Yesterday’s broader audience of gamers who joined the Wii revolution were more interested in physically getting into the game than simply pushing buttons on a game controller. They literally kick-started MEMS growth from low volumes for specialized application to 10’s of billions of devices.
Now, while we may think that MEMS are everywhere, you ain’t seen nothin’ yet!
Over the next ten years, according to ST’s Executive Vice President of Analog and MEMS Group Benedetto Vigna, speaking at the semi European MEMS Summit,  ultra-low-power miniaturized connected sensors and micro-actuators will be embedded in all of the smart things on or around us in our homes, offices, cars, and in our cities and factories. These sensors and micro-actuators will be used for fun and for essential tasks. For example, Smart Industry initiatives such as Industry 4.0 are already encouraging the adoption of these tiny marvels to reduce the number of incidents by helping machines and humans work side-by-side to run the supply chain more efficiently. These miniature devices will practically eliminate factory downtime by allowing remote monitoring and encouraging predictive preventative maintenance.
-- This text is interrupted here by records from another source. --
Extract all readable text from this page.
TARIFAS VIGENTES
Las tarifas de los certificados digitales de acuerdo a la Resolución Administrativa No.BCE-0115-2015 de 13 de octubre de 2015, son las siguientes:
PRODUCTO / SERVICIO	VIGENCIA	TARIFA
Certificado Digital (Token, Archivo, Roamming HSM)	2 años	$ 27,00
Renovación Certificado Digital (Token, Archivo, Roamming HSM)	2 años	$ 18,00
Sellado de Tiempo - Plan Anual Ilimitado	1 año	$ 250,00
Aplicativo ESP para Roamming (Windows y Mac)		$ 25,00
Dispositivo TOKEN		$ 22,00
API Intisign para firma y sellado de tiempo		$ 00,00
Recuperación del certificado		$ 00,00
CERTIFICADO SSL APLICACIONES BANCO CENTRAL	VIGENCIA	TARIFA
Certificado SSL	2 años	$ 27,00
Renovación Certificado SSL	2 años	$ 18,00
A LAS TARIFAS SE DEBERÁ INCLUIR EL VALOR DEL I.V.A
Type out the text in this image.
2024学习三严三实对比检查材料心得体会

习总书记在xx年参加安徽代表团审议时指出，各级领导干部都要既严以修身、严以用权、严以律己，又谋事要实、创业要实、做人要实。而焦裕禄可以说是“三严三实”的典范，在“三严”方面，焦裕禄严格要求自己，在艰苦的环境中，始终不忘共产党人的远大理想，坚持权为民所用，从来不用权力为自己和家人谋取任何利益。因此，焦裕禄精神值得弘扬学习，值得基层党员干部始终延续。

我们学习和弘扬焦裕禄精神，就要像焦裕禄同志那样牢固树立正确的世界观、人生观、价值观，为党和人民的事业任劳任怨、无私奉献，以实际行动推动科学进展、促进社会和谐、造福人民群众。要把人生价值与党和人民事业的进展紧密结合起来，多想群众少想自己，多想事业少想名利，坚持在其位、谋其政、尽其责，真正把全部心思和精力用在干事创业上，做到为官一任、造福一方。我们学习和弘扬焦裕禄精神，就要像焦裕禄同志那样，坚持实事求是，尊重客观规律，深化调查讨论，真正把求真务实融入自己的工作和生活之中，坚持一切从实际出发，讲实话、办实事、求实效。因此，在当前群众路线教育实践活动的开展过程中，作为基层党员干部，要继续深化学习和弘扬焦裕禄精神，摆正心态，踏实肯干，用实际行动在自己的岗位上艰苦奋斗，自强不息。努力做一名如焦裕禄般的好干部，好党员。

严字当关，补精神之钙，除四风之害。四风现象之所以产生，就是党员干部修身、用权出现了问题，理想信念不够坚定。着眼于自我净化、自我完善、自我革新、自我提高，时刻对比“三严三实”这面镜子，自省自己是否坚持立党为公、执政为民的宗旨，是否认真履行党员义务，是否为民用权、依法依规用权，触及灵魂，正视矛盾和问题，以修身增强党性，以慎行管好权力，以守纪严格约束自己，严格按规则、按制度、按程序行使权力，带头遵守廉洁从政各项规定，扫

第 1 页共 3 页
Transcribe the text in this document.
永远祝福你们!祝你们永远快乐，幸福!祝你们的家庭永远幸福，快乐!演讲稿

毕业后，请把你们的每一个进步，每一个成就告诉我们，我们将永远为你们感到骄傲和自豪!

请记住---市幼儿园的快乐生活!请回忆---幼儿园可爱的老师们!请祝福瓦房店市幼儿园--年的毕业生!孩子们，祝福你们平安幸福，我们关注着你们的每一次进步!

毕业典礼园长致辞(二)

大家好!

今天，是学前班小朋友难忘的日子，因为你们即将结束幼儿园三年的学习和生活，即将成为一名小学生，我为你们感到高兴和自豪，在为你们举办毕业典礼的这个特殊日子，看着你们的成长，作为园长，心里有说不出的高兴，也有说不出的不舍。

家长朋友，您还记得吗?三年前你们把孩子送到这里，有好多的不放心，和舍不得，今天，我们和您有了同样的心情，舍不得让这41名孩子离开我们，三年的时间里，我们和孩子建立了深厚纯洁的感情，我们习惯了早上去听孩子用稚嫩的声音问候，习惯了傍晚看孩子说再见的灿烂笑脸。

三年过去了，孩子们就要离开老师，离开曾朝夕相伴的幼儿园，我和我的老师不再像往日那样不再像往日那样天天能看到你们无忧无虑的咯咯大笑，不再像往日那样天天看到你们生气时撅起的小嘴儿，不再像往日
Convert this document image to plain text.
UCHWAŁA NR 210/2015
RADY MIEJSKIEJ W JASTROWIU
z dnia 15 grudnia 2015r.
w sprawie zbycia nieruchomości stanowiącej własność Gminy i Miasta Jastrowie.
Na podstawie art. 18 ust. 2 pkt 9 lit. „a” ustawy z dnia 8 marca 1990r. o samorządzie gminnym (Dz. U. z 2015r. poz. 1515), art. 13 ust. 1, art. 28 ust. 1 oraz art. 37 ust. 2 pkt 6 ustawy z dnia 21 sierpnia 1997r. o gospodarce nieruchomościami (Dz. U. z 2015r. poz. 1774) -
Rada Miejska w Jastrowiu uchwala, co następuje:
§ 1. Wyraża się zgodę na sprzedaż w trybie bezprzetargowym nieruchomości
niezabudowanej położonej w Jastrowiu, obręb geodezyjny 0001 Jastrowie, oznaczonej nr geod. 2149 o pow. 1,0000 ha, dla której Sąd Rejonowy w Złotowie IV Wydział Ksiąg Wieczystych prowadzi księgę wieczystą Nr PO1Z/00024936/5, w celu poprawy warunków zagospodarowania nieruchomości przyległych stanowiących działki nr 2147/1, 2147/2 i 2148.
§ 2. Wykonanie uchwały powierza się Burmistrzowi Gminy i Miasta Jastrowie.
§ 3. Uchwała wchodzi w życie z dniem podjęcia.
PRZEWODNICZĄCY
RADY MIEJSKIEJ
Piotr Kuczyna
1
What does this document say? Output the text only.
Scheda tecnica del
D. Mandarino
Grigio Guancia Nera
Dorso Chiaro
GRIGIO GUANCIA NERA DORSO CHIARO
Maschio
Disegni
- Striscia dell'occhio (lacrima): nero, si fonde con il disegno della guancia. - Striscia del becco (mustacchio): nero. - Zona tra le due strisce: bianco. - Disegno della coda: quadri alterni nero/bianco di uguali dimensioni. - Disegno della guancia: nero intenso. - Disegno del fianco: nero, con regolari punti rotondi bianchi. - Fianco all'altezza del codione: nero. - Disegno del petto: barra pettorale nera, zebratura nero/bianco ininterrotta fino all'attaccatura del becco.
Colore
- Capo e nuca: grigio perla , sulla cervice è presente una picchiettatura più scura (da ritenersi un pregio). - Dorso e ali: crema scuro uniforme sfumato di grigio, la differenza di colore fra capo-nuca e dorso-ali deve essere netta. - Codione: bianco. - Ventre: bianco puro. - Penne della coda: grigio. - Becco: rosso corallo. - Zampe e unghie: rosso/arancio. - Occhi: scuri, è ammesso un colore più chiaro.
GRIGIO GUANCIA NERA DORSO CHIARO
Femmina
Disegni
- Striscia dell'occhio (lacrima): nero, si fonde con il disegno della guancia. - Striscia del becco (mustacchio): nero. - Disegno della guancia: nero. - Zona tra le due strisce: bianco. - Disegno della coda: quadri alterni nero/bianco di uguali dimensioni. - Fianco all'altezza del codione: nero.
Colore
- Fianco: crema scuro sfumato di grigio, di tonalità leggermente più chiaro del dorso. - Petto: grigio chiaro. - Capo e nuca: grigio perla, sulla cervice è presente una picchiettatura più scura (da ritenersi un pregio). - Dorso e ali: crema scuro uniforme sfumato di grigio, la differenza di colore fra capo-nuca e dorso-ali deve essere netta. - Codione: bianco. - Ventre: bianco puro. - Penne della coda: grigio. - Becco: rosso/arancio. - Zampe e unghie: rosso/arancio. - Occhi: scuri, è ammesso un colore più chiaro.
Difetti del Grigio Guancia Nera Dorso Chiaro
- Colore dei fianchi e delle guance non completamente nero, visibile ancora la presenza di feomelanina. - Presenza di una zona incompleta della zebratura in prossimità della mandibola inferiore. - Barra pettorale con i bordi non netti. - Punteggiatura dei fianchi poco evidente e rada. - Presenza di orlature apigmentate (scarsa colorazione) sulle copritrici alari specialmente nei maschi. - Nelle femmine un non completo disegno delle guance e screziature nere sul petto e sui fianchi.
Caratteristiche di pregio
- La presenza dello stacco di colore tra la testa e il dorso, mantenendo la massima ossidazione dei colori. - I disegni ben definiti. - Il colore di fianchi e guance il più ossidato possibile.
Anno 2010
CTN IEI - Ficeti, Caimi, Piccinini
Industry won’t be the only beneficiary of the pervasion of sensors and micro-actuators. Smart Cities will use a wide range of them to improve the quality of life—by monitoring air quality, by quickly notifying emergency services to situations that need a response, by identifying where parking spaces are available and communicating that information to drivers; by monitoring traffic flow and routing vehicles around busy arteries and intersections; and by efficiently directing pick-ups and deliveries to minimize delays and obstructions. Sensors and micro-actuators scattered around cities will see and hear everything and, as a result, make those cities even more friendly, efficient, and livable.
Of course, we will also be part of this growing sensing and micro-actuating fabric. Today, we’ve become wedded to our smartphones. Within ten years, these indispensable tools will likely morph to be distributed in wearable devices with the core of the smartphone—the application processor and Cellular Modem—linked to the phone’s accessories via next-generation ultra-wideband, ultra-low-power radios. Sensors on eyeglasses will help wearers “see,” perhaps by reading signs, identifying people, providing directions, or offering enhanced detail of people, places, and things in the wearer’s line-of-sight. Virtual-reality headsets will allow us to “visit” places without leaving the comfort of our homes. And like the devices monitoring equipment in factories, we may be wearing healthcare patches to monitor our health and encourage us to “maintain” ourselves and take preventative action, when appropriate.
It is an exciting world and the more you look around, the more opportunities you can see for sensors and micro-actuators to make it even more efficient, convenient, and fun.
Hang on. It’s going to be a great ride!